しみじみと箱崎の言葉を繰り返し思い起こしていた小野は、長電話になったことを詫びて切ろうとしたが、最後に箱崎が言った一言に驚いた。
「電話、掛けてきてよかっただろ? 迷うなんて君らしくないな」
「……じゃ、7時に」といって電話を切った小野は「やっぱり、俺より一枚上手だった」と苦笑いを浮かべ車のシートに身を沈めて箱崎の匂いに思いをはせた。

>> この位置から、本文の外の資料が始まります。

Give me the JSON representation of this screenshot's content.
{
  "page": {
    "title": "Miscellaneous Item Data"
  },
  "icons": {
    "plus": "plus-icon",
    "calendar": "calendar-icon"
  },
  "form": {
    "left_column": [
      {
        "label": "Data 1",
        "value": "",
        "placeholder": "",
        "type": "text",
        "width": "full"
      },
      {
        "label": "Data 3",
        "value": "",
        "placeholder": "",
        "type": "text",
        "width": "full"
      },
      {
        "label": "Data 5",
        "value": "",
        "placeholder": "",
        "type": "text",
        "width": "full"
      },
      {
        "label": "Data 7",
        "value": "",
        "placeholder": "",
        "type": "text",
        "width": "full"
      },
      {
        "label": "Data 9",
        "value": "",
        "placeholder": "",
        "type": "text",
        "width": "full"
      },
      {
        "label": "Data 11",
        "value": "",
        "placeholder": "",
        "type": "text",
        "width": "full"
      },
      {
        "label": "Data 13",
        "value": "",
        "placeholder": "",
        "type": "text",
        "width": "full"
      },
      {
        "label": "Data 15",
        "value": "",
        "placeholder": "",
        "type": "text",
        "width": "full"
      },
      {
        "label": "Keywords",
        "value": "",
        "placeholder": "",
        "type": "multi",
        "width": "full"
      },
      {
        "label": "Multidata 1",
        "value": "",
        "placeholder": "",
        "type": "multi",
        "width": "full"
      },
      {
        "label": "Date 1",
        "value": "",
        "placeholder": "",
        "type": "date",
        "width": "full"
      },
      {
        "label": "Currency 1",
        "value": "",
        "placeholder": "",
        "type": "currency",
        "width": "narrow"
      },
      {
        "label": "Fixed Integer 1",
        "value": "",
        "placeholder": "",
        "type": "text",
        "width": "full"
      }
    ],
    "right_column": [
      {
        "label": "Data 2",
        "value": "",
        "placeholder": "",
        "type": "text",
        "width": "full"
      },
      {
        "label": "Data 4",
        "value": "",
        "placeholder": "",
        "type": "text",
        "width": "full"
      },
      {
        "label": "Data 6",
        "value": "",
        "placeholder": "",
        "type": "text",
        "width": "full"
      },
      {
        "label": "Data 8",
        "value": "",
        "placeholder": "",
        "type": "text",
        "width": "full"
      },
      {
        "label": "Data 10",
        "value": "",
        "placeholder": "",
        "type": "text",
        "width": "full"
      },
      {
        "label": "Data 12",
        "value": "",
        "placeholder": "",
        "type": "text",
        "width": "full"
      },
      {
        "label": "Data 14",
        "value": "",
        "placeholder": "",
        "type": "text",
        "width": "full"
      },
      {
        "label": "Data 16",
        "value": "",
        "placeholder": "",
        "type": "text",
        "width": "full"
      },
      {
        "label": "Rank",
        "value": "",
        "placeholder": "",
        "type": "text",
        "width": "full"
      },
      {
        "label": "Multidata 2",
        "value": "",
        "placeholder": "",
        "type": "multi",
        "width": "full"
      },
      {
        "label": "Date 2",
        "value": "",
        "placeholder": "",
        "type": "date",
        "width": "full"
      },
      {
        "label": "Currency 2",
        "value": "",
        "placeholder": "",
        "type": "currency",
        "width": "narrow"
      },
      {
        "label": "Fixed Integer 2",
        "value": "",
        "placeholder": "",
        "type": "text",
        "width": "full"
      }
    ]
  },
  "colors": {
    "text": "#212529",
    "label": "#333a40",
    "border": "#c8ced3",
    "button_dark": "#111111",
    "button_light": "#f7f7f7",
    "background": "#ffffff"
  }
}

 箱崎は電話を切ってから、食べかけの昼食をとるために、席にもどると既に味噌汁もご飯も冷めていて、状況を聞きだそうとしていた男たちもいなくなっていた。冷めてしまった食べかけのご飯に食欲もわくことはなかったが、あの電話での会話は、きっとこれからの自分になんらかの変化を与えてくるものだろうと思った。

駆け引きなんてできるような経験もなく、どこか自分に自信がもてなくて、遂に諦めたようになってしまった人生を変えてくれる人を見つけた喜びでいっぱいだった。
この先、どんなことが起こってもこの喜びは忘れないだろうと、思う箱崎だった。
「さっさと片付けよう」
嫌なことは少々ある。
面倒なことも。
そんなことは、今までだって同じだ。
しかし、それ以上に嬉しいことがあると、人はこうも楽観的になれるものなのかと箱崎は微笑み、人も疎らな食堂を眺めると、窓の外に広がる空を見た。大きな雲の切れ目から光がカーテンのように垂れ下がっていた。
(…きれいだ)
そう、呟くと箱崎は冷めた飯を腹にかけこみ、食堂を後にした。